This commonly seen Army Form started life as War Office Form 1143. The example above and below is the third iteration of this particular document and dates to April 1881 and a print run of 50,000. It was a simple two-sided form at this stage of its evolution and in the absence of other papers - and particularly if the soldier had been in and out of hospital - can be hugely useful in pinpointing a man's locations. The soldier below was stationed at Leeds, Ballicollig, Curragh and Newbridge and a check against his regiment's movements and locations would almost certainly tie in with where he was.
The later version of this form, below, is the version that is more commonly seen in files of the First World War. Anybody who has looked at more than a handful of First World War service records will be very familiar with this form and will appreciate how useful it can be.
For me, on occasions, this form has been a life-saver, in particular the section towards the bottom of the front page which gives details of when the man attested/enlisted and then details of his regiment, number and subsequent transfers. Some forms I have come across also give the dates of transfer but the majority do not.

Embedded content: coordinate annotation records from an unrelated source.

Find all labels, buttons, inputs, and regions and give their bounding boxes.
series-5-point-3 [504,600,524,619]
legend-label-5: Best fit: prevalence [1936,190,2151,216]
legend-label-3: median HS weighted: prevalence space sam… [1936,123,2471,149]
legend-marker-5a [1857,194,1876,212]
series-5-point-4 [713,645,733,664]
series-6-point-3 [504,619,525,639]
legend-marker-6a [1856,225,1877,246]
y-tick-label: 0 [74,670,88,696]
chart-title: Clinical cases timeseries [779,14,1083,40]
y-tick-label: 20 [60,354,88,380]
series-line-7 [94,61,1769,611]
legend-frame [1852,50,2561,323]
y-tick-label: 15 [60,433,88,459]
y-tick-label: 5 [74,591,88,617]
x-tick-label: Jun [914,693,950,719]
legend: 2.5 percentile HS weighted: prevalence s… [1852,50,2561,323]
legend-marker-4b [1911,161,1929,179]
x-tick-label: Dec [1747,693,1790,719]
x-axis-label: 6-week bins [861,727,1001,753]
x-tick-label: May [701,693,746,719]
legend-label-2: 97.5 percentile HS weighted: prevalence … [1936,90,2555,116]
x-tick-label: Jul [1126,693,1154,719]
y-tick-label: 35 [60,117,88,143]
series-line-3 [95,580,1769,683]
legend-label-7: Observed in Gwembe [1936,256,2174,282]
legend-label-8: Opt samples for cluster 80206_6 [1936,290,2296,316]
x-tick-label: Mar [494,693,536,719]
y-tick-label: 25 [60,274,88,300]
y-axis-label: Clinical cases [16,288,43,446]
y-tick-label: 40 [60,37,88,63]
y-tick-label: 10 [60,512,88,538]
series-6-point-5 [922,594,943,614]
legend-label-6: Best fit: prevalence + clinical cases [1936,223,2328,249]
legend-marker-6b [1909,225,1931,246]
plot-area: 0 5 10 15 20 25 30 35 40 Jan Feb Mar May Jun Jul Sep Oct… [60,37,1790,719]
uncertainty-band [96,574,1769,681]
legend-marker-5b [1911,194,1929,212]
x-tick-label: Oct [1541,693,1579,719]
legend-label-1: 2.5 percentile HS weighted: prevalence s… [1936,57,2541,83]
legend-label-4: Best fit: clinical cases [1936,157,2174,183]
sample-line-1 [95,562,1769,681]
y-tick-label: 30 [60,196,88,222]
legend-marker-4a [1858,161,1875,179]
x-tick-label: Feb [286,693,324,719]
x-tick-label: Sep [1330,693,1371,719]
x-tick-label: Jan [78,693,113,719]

These forms survive in both WO 363 and WO 364 although in my experience they're more commonly found in the pension files in WO 364.
Pages two and three (above and below) are used to record details of admission to hospital or to the sick list in the case of warrant officers treated in quarters.
The final page of this four page document can give a good summary of medical treatment. In this case we see that the seasonally named Joseph Christmas was classified B1 in June 1916 when he was diagnosed with flat feet and requiring dental treatment. By the time he was discharged in September 1918 he was classified as B2 and had been seen by at least three Travelling Medical Boards (TMB).